Wed Mar 19 19:37:12 GMT 2008

Hi Kevin

I did attach the source code to the original posting but it seems to  
not made it through the mailing list. You can download it here. I am  
using on our company search and its doing a good job and is pretty  
fast. Needs a bit of tidying up and my C++ knowledge is very weak,  
could do with some help.

I will do some reading on the link you sent, thanks.

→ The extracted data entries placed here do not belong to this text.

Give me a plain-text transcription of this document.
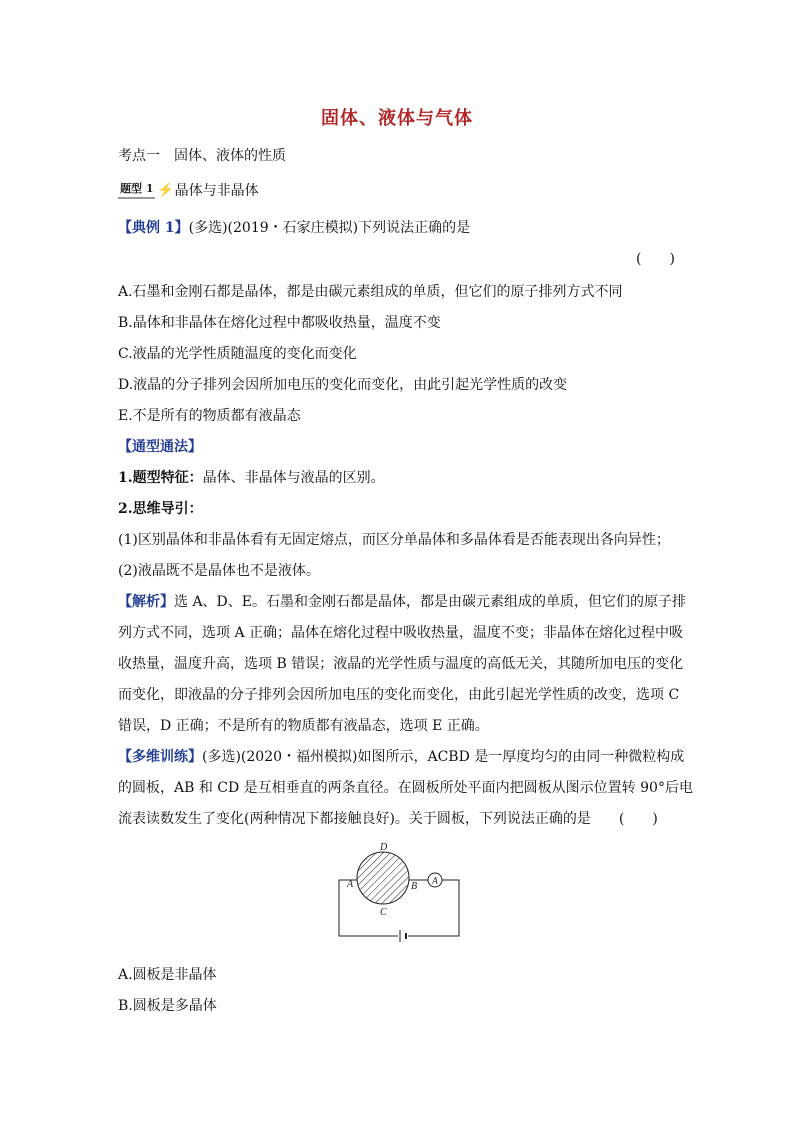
固体、液体与气体
考点一　固体、液体的性质
题型 1 ⚡ 晶体与非晶体
【典例 1】(多选)(2019・石家庄模拟)下列说法正确的是
(　　)
A.石墨和金刚石都是晶体，都是由碳元素组成的单质，但它们的原子排列方式不同
B.晶体和非晶体在熔化过程中都吸收热量，温度不变
C.液晶的光学性质随温度的变化而变化
D.液晶的分子排列会因所加电压的变化而变化，由此引起光学性质的改变
E.不是所有的物质都有液晶态
【通型通法】
1.题型特征：晶体、非晶体与液晶的区别。
2.思维导引：
(1)区别晶体和非晶体看有无固定熔点，而区分单晶体和多晶体看是否能表现出各向异性；
(2)液晶既不是晶体也不是液体。
【解析】选 A、D、E。石墨和金刚石都是晶体，都是由碳元素组成的单质，但它们的原子排
列方式不同，选项 A 正确；晶体在熔化过程中吸收热量，温度不变；非晶体在熔化过程中吸
收热量，温度升高，选项 B 错误；液晶的光学性质与温度的高低无关，其随所加电压的变化
而变化，即液晶的分子排列会因所加电压的变化而变化，由此引起光学性质的改变，选项 C
错误，D 正确；不是所有的物质都有液晶态，选项 E 正确。
【多维训练】(多选)(2020・福州模拟)如图所示，ACBD 是一厚度均匀的由同一种微粒构成
的圆板，AB 和 CD 是互相垂直的两条直径。在圆板所处平面内把圆板从图示位置转 90°后电
流表读数发生了变化(两种情况下都接触良好)。关于圆板，下列说法正确的是　　(　　)
A
A	B
C
D
A.圆板是非晶体
B.圆板是多晶体
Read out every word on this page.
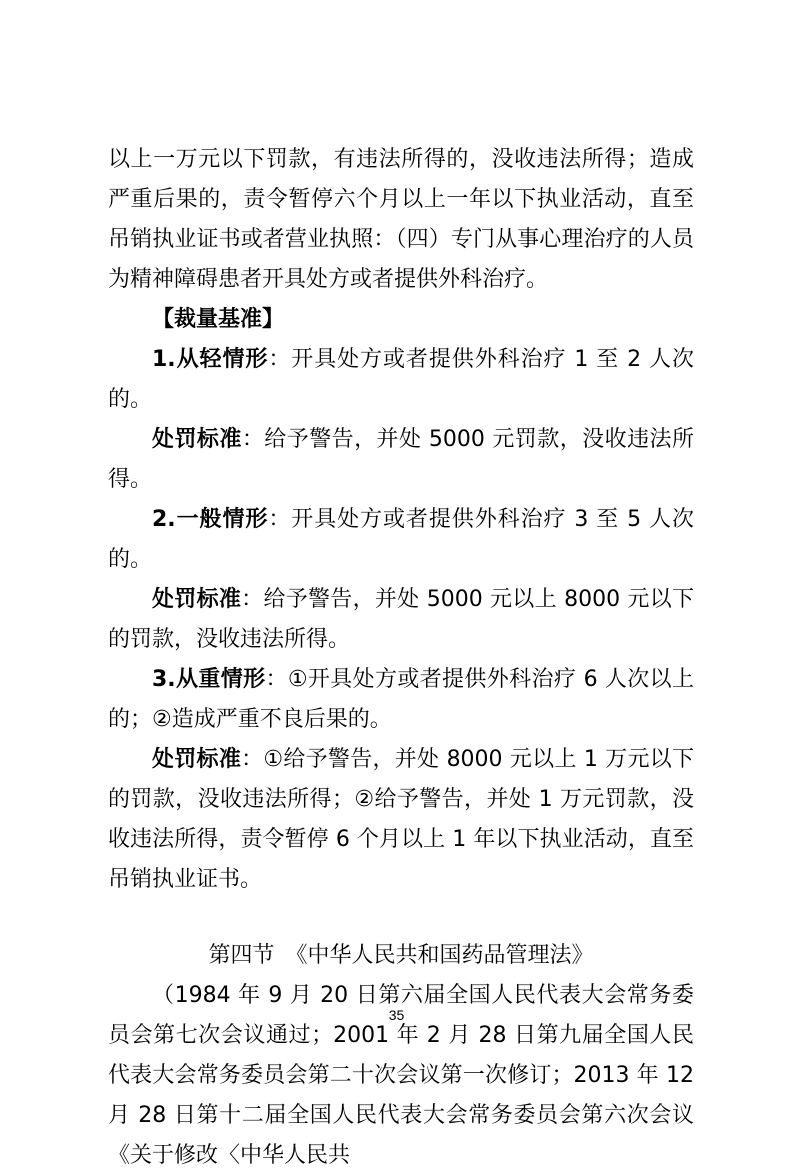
以上一万元以下罚款，有违法所得的，没收违法所得；造成严重后果的，责令暂停六个月以上一年以下执业活动，直至吊销执业证书或者营业执照：（四）专门从事心理治疗的人员为精神障碍患者开具处方或者提供外科治疗。

【裁量基准】

1.从轻情形：开具处方或者提供外科治疗 1 至 2 人次的。

处罚标准：给予警告，并处 5000 元罚款，没收违法所得。

2.一般情形：开具处方或者提供外科治疗 3 至 5 人次的。

处罚标准：给予警告，并处 5000 元以上 8000 元以下的罚款，没收违法所得。

3.从重情形：①开具处方或者提供外科治疗 6 人次以上的；②造成严重不良后果的。

处罚标准：①给予警告，并处 8000 元以上 1 万元以下的罚款，没收违法所得；②给予警告，并处 1 万元罚款，没收违法所得，责令暂停 6 个月以上 1 年以下执业活动，直至吊销执业证书。

第四节　《中华人民共和国药品管理法》

（1984 年 9 月 20 日第六届全国人民代表大会常务委员会第七次会议通过；2001 年 2 月 28 日第九届全国人民代表大会常务委员会第二十次会议第一次修订；2013 年 12 月 28 日第十二届全国人民代表大会常务委员会第六次会议《关于修改〈中华人民共

35
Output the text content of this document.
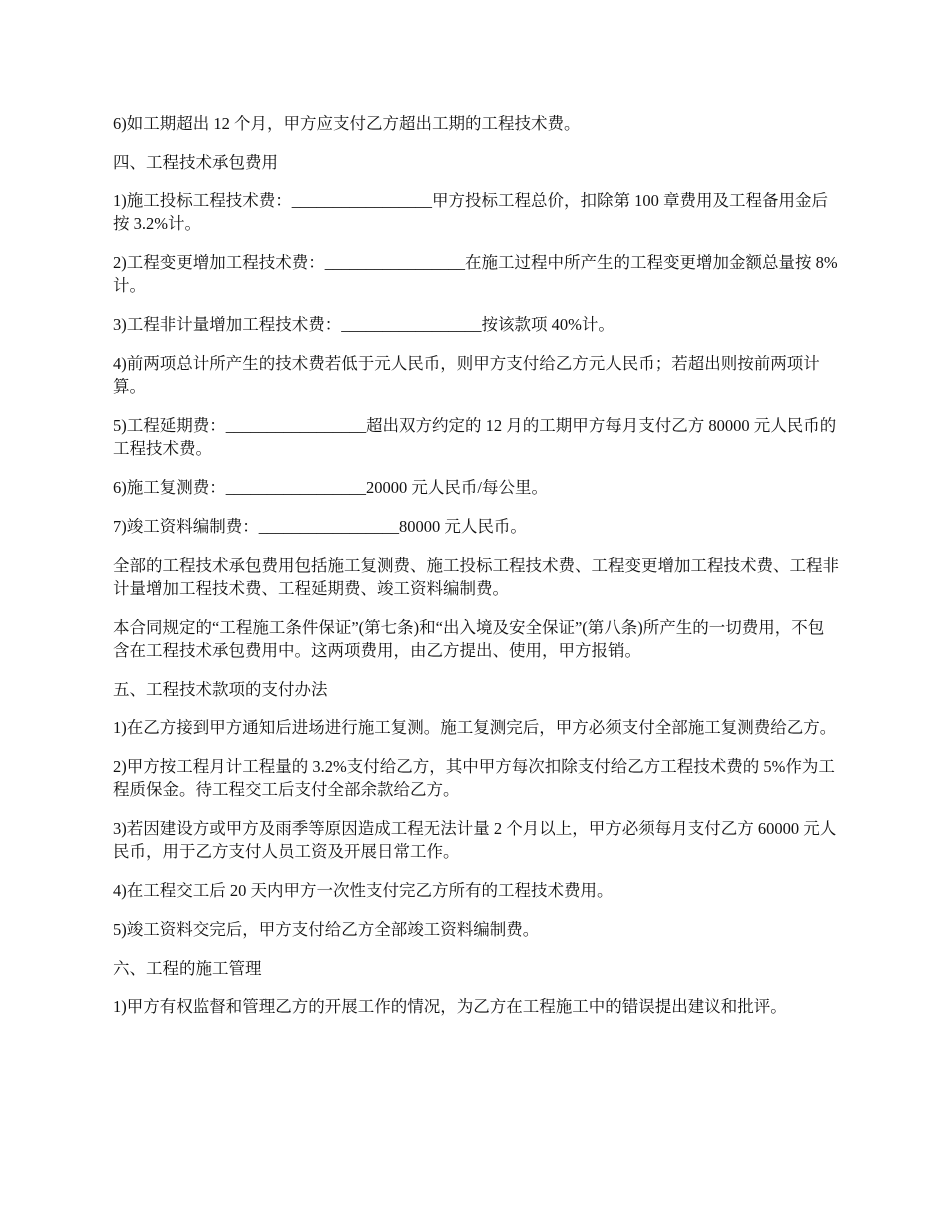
6)如工期超出 12 个月，甲方应支付乙方超出工期的工程技术费。

四、工程技术承包费用

1)施工投标工程技术费：_________________甲方投标工程总价，扣除第 100 章费用及工程备用金后按 3.2%计。

2)工程变更增加工程技术费：_________________在施工过程中所产生的工程变更增加金额总量按 8%计。

3)工程非计量增加工程技术费：_________________按该款项 40%计。

4)前两项总计所产生的技术费若低于元人民币，则甲方支付给乙方元人民币；若超出则按前两项计算。

5)工程延期费：_________________超出双方约定的 12 月的工期甲方每月支付乙方 80000 元人民币的工程技术费。

6)施工复测费：_________________20000 元人民币/每公里。

7)竣工资料编制费：_________________80000 元人民币。

全部的工程技术承包费用包括施工复测费、施工投标工程技术费、工程变更增加工程技术费、工程非计量增加工程技术费、工程延期费、竣工资料编制费。

本合同规定的“工程施工条件保证”(第七条)和“出入境及安全保证”(第八条)所产生的一切费用，不包含在工程技术承包费用中。这两项费用，由乙方提出、使用，甲方报销。

五、工程技术款项的支付办法

1)在乙方接到甲方通知后进场进行施工复测。施工复测完后，甲方必须支付全部施工复测费给乙方。

2)甲方按工程月计工程量的 3.2%支付给乙方，其中甲方每次扣除支付给乙方工程技术费的 5%作为工程质保金。待工程交工后支付全部余款给乙方。

3)若因建设方或甲方及雨季等原因造成工程无法计量 2 个月以上，甲方必须每月支付乙方 60000 元人民币，用于乙方支付人员工资及开展日常工作。

4)在工程交工后 20 天内甲方一次性支付完乙方所有的工程技术费用。

5)竣工资料交完后，甲方支付给乙方全部竣工资料编制费。

六、工程的施工管理

1)甲方有权监督和管理乙方的开展工作的情况，为乙方在工程施工中的错误提出建议和批评。
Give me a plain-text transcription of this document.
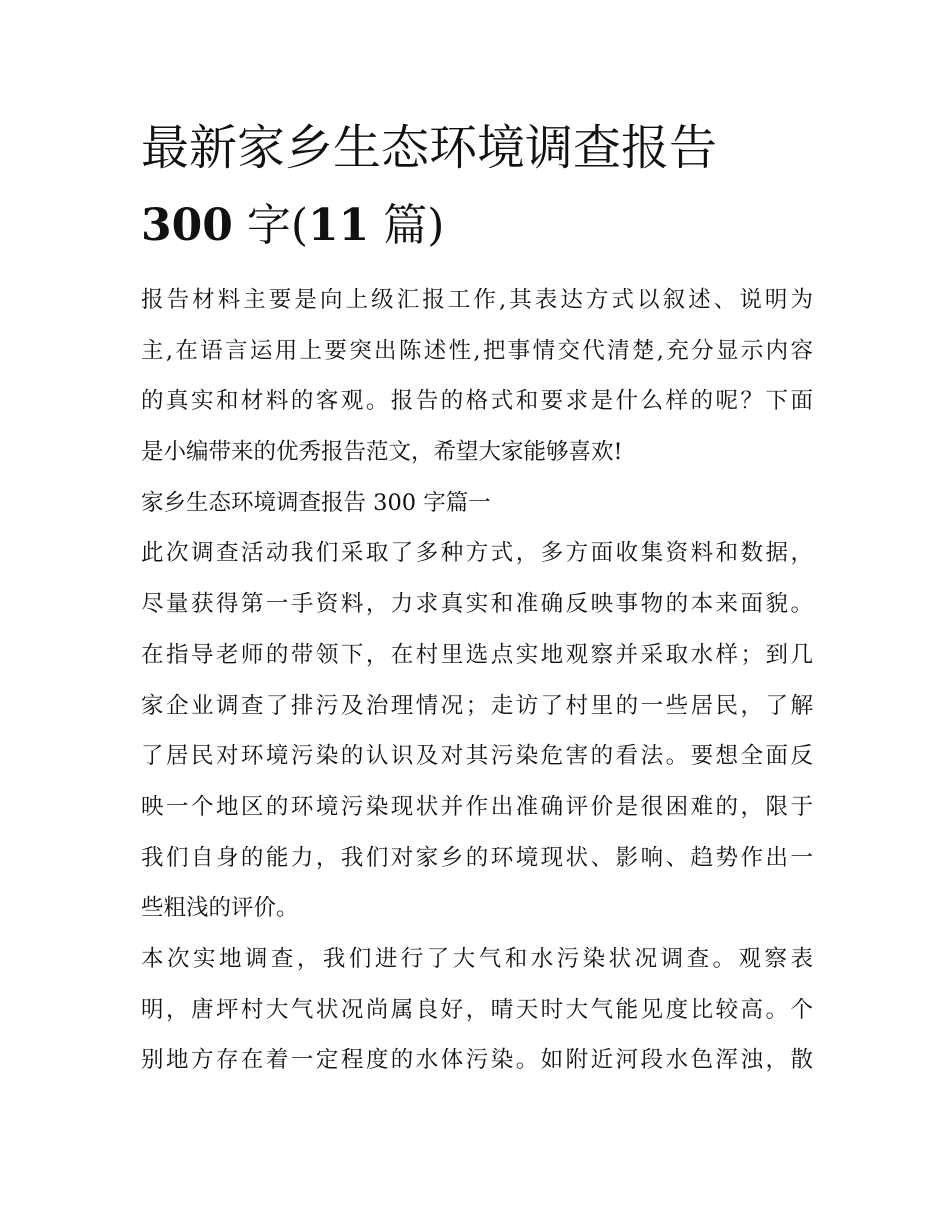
最新家乡生态环境调查报告
300 字(11 篇)
报告材料主要是向上级汇报工作,其表达方式以叙述、说明为
主,在语言运用上要突出陈述性,把事情交代清楚,充分显示内容
的真实和材料的客观。报告的格式和要求是什么样的呢？下面
是小编带来的优秀报告范文，希望大家能够喜欢!
家乡生态环境调查报告 300 字篇一
此次调查活动我们采取了多种方式，多方面收集资料和数据，
尽量获得第一手资料，力求真实和准确反映事物的本来面貌。
在指导老师的带领下，在村里选点实地观察并采取水样；到几
家企业调查了排污及治理情况；走访了村里的一些居民，了解
了居民对环境污染的认识及对其污染危害的看法。要想全面反
映一个地区的环境污染现状并作出准确评价是很困难的，限于
我们自身的能力，我们对家乡的环境现状、影响、趋势作出一
些粗浅的评价。
本次实地调查，我们进行了大气和水污染状况调查。观察表
明，唐坪村大气状况尚属良好，晴天时大气能见度比较高。个
别地方存在着一定程度的水体污染。如附近河段水色浑浊，散
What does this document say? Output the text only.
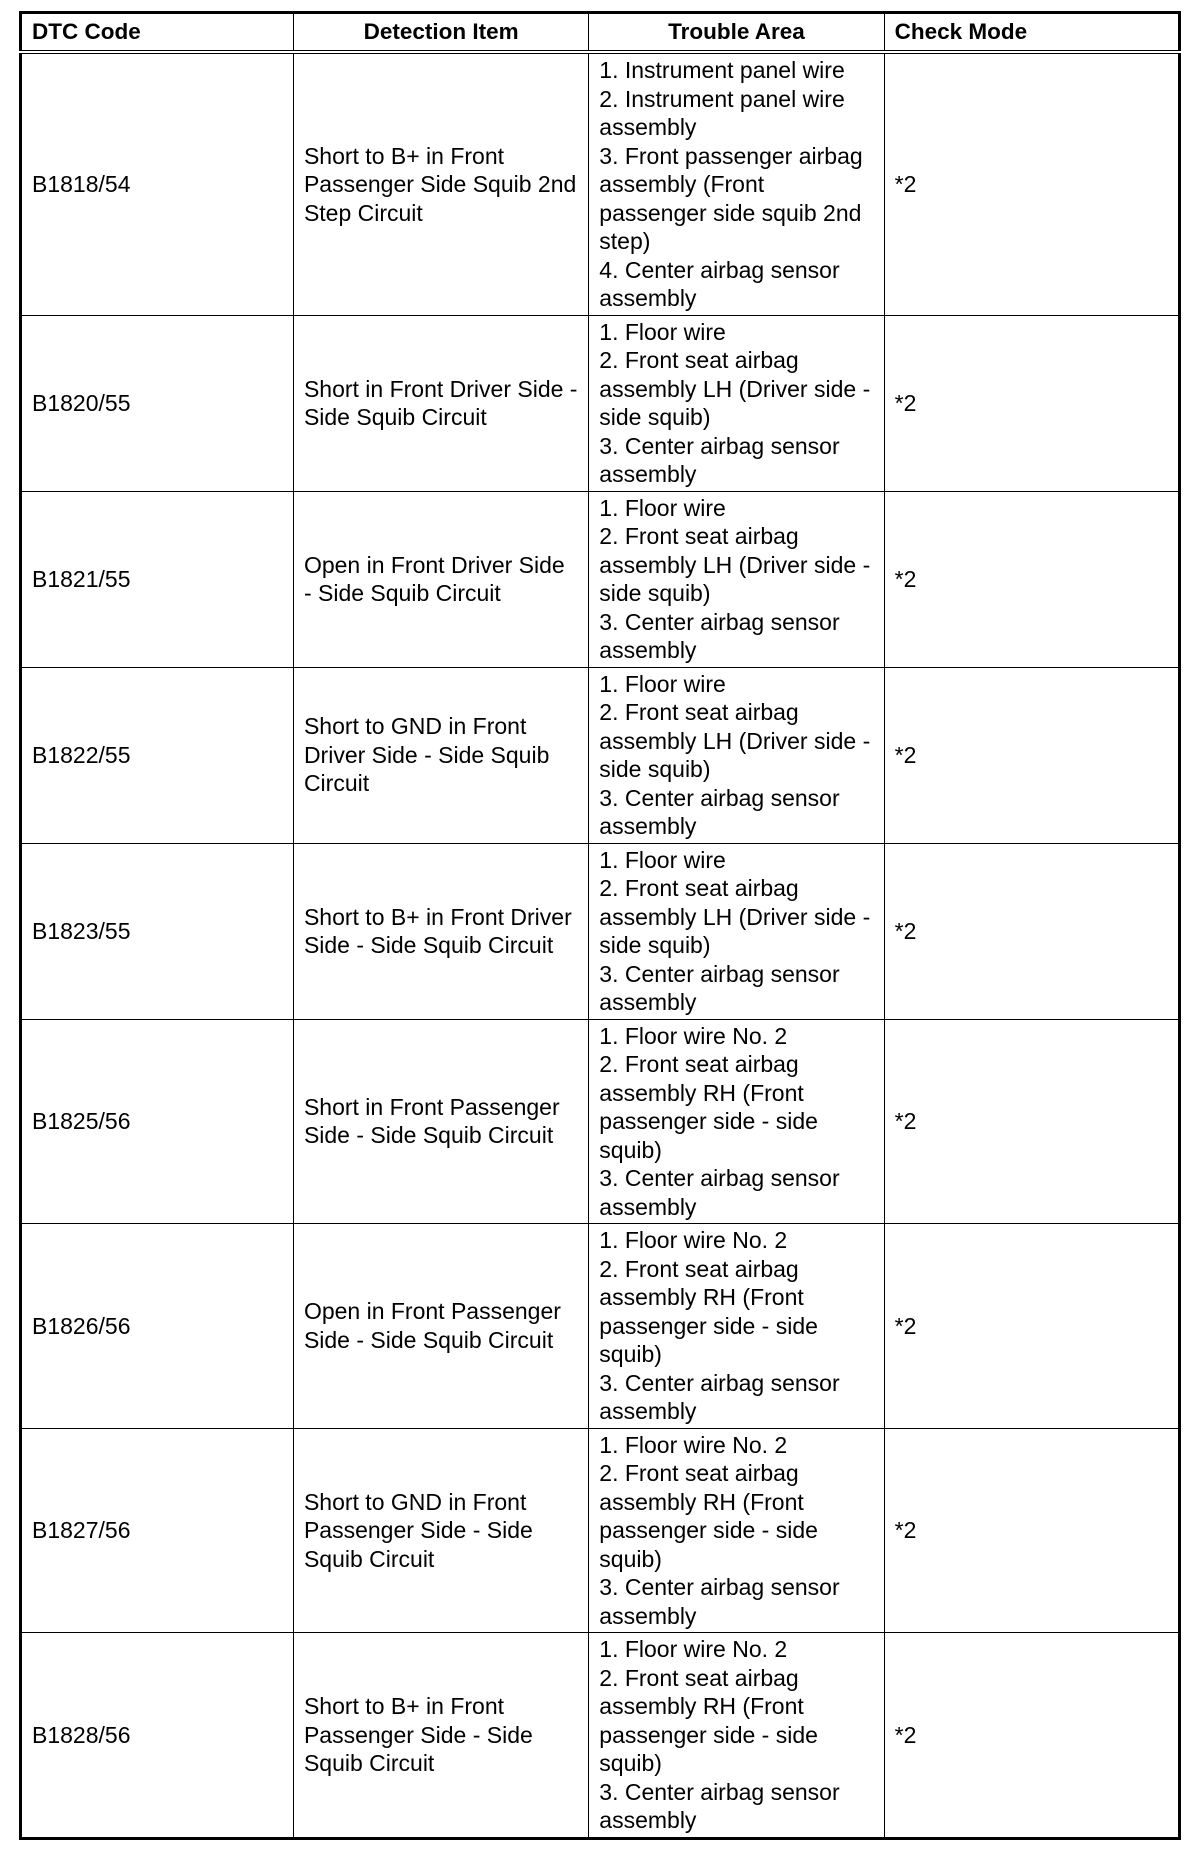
DTC Code	Detection Item	Trouble Area	Check Mode
B1818/54	Short to B+ in Front Passenger Side Squib 2nd Step Circuit	1. Instrument panel wire
2. Instrument panel wire assembly
3. Front passenger airbag assembly (Front passenger side squib 2nd step)
4. Center airbag sensor assembly	*2
B1820/55	Short in Front Driver Side - Side Squib Circuit	1. Floor wire
2. Front seat airbag assembly LH (Driver side - side squib)
3. Center airbag sensor assembly	*2
B1821/55	Open in Front Driver Side - Side Squib Circuit	1. Floor wire
2. Front seat airbag assembly LH (Driver side - side squib)
3. Center airbag sensor assembly	*2
B1822/55	Short to GND in Front Driver Side - Side Squib Circuit	1. Floor wire
2. Front seat airbag assembly LH (Driver side - side squib)
3. Center airbag sensor assembly	*2
B1823/55	Short to B+ in Front Driver Side - Side Squib Circuit	1. Floor wire
2. Front seat airbag assembly LH (Driver side - side squib)
3. Center airbag sensor assembly	*2
B1825/56	Short in Front Passenger Side - Side Squib Circuit	1. Floor wire No. 2
2. Front seat airbag assembly RH (Front passenger side - side squib)
3. Center airbag sensor assembly	*2
B1826/56	Open in Front Passenger Side - Side Squib Circuit	1. Floor wire No. 2
2. Front seat airbag assembly RH (Front passenger side - side squib)
3. Center airbag sensor assembly	*2
B1827/56	Short to GND in Front Passenger Side - Side Squib Circuit	1. Floor wire No. 2
2. Front seat airbag assembly RH (Front passenger side - side squib)
3. Center airbag sensor assembly	*2
B1828/56	Short to B+ in Front Passenger Side - Side Squib Circuit	1. Floor wire No. 2
2. Front seat airbag assembly RH (Front passenger side - side squib)
3. Center airbag sensor assembly	*2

http://www.cbell.info/XapSum.zip

Regards

Colin

On 19 Mar 2008, at 18:29, Kevin Duraj wrote:

> On Tue, Mar 18, 2008 at 7:15 AM, Colin Bell <colinabell at gmail.com>  
> wrote:
>> Hi All
>>
>> Following on from a discussion that was flying around a while back
>> about document snippets (summaries). I have knocked together some
>> proof of concept code (C++) that uses the Xapian stemming ability and
>> sentence extraction (see http://en.wikipedia.org/wiki/Sentence_extraction)
>> . I also used the Open Text Summarizer project as an inspiration.
>>
>> It works quite well, but has some caveats which are explained in the
>> code comments. It can summarise, highlight sentences and highlight
>> words. It also has the ability to do context summaries. For example:
>> If you supply it with terms it will summarise the text within the
>> context of those terms.
>>
>> I am new to C++ programming so while your laughing out loud at the
>> poor coding, please keep that in mind. The code was assembled on an
>> Ubuntu Linux and comes with a Makefile. I have also supplied my
>> stopper class. For some reason the stopper still fails to stop some  
>> of
>> the words in the stopper (like "the") if anyone knows why, please let
>> me know.
>>
>> Feedback / comments / changes / improvements are more than welcome -
>> bring it on. I really hope this sparks an interest.
>>
>> Regards
>>
>> Colin
>>
>
> Colin!
>
> Great job, it definitely sparks an interest. Can you share the code  
> with us, or send the link where we can download it . I will run it  
> against myhealthcare.com 73 million document search engine using the  
> sentence summarizer, and we will see what kind of results we will  
> get on the top.  Hopefully, we will get rid of web sites using  
> excessive keywords stuffing and spamdexing techniques.
>
> Did you have a chance to take a look at Flesh-Kincaid readability  
> algorithm design to measure comprehension difficulty in English  
> language?
> http://en.wikipedia.org/wiki/Flesch-Kincaid_Readability_Test
>
> Kevin Duraj
> http://myhealthcare.com